I assured her that those were completely normal feelings and that I felt the exact same way. We laid there and cried together until we both fell asleep. We are all a little lost, scared, and confused, but I thought I was putting on a brave face and shielding them from it. Spoiler alert, I wasn’t. After that night, I try to be really aware of my interactions with them. Instead of raising my voice at them when they throw tantrums, I try to take a pause and get to the root of what the real problem is. Instead of immediately putting them into timeouts, I try to just hug them, remind them that they are loved, and explain to them why what they just did was not OK. But what I noticed the most? How often I was using the word No.
Once I became aware of it, it felt like it was all I was saying. To be fair, some of them were out of my control. Can we go to the museum? No sweet child, it’s stillllll closed. However, a good amount of them were in my control, so I decided to have a “Yes Day” instead.
From when we woke up until bedtime that night, I said yes to every *reasonable* request they made. Here’s how it went…

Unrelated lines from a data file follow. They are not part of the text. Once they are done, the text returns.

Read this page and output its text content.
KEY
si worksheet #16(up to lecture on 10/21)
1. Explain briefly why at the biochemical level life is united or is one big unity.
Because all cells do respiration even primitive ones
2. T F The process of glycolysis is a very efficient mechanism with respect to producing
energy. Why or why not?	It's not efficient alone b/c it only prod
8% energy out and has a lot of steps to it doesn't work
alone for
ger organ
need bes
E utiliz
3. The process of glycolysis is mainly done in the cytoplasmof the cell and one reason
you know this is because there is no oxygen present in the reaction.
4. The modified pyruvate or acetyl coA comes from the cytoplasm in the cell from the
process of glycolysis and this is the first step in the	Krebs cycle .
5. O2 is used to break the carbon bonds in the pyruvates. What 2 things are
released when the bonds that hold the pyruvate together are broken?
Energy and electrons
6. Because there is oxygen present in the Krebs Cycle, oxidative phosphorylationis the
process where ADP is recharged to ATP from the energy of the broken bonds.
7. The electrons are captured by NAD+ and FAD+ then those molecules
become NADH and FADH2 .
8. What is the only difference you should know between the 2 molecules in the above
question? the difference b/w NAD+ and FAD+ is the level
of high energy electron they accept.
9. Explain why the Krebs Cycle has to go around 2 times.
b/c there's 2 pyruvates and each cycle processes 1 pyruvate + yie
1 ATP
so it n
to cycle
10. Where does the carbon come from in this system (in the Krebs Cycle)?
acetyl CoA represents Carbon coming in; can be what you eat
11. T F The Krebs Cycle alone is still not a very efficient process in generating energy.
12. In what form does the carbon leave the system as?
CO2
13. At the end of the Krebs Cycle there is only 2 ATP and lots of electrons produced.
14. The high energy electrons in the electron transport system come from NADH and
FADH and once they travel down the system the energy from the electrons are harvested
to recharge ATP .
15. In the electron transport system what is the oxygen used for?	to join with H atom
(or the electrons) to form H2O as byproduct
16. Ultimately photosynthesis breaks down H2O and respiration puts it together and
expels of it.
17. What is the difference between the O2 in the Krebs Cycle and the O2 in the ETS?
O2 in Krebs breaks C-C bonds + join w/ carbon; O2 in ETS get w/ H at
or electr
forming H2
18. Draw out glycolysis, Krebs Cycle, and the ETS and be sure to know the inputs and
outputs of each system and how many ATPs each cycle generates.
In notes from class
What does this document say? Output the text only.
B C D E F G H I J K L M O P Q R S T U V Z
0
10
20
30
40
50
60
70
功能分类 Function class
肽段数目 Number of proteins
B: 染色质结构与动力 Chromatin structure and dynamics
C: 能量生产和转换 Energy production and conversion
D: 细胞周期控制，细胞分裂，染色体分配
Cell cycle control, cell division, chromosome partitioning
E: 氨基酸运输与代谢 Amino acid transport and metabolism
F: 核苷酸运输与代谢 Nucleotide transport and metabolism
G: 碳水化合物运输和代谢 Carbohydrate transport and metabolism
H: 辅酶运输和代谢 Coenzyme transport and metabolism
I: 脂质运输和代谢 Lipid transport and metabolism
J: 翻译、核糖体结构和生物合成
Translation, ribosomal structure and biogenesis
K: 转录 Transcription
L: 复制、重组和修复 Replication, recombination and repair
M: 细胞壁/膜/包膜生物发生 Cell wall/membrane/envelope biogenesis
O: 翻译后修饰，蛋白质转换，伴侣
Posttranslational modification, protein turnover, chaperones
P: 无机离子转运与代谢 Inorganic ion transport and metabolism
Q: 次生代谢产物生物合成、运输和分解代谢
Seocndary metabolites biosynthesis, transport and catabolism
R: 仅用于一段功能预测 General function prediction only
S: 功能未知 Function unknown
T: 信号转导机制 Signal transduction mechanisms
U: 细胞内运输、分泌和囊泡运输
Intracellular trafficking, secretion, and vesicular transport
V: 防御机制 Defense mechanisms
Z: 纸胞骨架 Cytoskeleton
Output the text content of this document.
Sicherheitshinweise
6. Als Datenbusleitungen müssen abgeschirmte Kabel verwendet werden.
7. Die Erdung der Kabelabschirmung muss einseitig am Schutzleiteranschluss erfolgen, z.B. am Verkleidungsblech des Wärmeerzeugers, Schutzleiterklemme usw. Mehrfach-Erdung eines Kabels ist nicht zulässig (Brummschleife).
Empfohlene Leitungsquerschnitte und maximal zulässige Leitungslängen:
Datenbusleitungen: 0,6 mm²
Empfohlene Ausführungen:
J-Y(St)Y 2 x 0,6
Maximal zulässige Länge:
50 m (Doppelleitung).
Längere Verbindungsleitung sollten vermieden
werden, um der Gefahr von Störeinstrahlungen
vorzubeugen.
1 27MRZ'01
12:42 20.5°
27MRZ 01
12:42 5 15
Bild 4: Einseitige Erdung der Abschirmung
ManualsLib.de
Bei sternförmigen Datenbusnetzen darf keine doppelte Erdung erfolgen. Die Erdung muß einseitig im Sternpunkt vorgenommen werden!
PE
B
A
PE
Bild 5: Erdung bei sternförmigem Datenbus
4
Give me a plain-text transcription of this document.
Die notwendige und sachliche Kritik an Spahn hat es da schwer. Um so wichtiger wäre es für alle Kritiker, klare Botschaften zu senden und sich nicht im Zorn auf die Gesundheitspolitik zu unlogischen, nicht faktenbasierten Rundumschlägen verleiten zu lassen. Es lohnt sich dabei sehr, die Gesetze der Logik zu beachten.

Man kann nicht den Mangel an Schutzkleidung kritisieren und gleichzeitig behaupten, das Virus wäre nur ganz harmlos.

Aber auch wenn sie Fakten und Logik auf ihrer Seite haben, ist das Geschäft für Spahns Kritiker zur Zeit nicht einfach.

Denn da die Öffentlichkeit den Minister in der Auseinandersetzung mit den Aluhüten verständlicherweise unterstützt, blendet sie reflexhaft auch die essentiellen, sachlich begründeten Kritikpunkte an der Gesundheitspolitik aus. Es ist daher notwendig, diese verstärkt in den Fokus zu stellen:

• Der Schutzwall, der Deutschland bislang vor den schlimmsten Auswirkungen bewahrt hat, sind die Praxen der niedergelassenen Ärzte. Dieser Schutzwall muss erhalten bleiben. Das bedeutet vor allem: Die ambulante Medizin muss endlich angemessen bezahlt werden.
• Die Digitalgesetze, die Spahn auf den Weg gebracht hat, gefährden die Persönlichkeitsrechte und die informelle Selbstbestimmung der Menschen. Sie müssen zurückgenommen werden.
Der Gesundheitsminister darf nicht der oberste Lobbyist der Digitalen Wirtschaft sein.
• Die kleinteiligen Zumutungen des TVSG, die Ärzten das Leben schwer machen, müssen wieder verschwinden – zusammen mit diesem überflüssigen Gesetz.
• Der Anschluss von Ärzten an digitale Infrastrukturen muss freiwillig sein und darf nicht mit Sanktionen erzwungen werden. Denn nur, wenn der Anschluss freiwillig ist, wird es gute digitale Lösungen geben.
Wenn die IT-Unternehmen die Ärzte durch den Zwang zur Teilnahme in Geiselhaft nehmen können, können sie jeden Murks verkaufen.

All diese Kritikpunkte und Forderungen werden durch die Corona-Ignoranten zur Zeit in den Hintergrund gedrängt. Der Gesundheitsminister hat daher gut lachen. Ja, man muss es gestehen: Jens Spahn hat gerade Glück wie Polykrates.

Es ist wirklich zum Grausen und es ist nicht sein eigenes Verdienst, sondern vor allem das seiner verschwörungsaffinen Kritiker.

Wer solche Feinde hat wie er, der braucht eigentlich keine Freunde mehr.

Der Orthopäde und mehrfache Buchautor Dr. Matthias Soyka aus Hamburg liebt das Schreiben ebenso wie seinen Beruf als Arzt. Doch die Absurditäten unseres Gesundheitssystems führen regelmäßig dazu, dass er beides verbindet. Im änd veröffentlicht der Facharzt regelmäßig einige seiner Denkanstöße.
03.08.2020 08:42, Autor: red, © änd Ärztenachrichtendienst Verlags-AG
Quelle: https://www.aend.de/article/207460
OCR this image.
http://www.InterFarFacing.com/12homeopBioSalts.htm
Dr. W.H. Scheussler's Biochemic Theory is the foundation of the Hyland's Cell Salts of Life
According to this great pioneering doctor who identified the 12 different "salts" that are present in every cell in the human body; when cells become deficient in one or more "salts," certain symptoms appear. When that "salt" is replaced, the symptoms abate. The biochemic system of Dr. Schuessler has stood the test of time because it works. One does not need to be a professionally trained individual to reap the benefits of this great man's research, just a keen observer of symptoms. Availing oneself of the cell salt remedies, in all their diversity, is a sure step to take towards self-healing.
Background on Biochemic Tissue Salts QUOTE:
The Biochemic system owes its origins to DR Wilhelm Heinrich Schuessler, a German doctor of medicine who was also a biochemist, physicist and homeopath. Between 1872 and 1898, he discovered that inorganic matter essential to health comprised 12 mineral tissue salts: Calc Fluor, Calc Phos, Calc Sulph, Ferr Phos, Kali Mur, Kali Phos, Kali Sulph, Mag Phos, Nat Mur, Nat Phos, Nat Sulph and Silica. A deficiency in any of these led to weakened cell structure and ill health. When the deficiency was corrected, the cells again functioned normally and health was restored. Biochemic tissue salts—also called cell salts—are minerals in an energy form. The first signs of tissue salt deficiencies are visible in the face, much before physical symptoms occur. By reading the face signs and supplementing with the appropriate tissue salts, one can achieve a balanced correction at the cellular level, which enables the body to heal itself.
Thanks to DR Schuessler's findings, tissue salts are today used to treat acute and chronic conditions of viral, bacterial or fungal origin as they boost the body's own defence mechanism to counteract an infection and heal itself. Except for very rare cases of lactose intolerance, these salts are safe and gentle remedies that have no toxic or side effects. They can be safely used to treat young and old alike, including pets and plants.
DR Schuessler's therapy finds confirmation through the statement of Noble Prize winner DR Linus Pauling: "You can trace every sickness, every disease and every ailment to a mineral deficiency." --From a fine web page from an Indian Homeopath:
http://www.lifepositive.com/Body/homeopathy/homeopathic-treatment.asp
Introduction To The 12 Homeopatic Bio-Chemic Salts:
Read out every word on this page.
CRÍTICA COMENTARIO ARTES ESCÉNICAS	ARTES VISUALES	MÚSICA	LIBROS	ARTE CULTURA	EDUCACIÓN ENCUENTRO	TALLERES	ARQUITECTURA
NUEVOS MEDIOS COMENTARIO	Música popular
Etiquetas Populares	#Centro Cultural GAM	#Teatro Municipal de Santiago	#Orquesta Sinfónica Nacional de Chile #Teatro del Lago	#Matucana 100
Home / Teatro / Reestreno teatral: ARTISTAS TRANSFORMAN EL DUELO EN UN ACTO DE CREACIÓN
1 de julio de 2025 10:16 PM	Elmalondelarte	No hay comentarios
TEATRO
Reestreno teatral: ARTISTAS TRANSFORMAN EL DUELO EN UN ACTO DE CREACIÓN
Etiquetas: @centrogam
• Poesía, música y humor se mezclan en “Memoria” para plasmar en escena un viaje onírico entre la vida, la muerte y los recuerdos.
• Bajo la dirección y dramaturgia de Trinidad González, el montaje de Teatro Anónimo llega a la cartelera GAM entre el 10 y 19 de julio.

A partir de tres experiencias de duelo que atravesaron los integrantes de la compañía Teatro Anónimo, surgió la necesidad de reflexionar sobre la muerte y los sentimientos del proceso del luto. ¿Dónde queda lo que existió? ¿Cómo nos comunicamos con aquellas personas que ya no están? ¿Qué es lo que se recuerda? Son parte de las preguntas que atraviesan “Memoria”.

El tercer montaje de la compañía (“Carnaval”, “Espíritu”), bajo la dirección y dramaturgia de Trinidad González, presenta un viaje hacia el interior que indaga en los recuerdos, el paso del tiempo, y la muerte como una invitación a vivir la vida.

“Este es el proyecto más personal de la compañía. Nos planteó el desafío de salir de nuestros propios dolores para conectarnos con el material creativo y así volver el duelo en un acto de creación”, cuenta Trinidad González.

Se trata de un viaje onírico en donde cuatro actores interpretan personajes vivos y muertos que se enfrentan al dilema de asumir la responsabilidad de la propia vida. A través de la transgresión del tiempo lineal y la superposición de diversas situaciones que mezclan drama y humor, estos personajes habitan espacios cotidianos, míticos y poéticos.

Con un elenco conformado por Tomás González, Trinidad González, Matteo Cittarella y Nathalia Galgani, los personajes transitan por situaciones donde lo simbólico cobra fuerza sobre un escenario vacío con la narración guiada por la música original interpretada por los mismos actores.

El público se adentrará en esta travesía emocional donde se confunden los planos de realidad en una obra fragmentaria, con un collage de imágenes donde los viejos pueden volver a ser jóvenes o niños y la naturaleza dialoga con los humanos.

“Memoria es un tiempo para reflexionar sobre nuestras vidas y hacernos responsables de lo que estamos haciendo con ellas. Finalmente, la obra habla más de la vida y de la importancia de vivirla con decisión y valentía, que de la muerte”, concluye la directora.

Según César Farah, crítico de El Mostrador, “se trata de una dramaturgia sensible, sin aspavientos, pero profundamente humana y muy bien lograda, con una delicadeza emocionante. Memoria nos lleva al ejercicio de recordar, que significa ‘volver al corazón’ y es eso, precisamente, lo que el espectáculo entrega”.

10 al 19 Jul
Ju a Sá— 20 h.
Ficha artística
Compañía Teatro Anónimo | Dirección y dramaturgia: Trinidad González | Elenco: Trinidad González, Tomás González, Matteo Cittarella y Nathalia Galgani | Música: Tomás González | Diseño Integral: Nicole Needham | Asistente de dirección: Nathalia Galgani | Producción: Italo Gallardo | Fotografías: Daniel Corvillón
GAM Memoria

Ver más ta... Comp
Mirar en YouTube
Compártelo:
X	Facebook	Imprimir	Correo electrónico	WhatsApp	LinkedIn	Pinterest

We had cookies for breakfast. We went to pick up a new kitty for Ruby Ranch Barn (Yes, they asked for their own kitty. That one was filed under unreasonable because we just adopted a quarantine cat a few months ago). We visited our favorite neighbor/friend. We splashed and played in our basement that had gotten water from the night before. We went to see their grandma, and when we walked to her backyard and saw the pond had overflown to make a massive swimming pool, we threw caution to the wind and ran through the puddles with the biggest smiles on our faces. They got soaking wet and full of mud and had to be hosed off in the garage when we got back. We had ice cream with dinner. We sang at the top of our lungs on the drive home, and to end the night, we had a family dance party when it should have been bedtime.
We all went to bed filled with so much joy that night. The three-year-old couldn’t stop talking about playing in the pond, and the six-year-old said that it was the best day. There were so many magical moments in that day…So many moments that I could have easily missed.
And there it was…the silver lining for me. Remembering that no matter how hard these days have been, no matter how much it feels like our world has been turned upside down or how I’ve been letting ALL the balls drop lately … THIS is what can’t be taken away. The little magic in these moments with my kids, and the people we love. These are the moments I hope they remember from this phase of our life.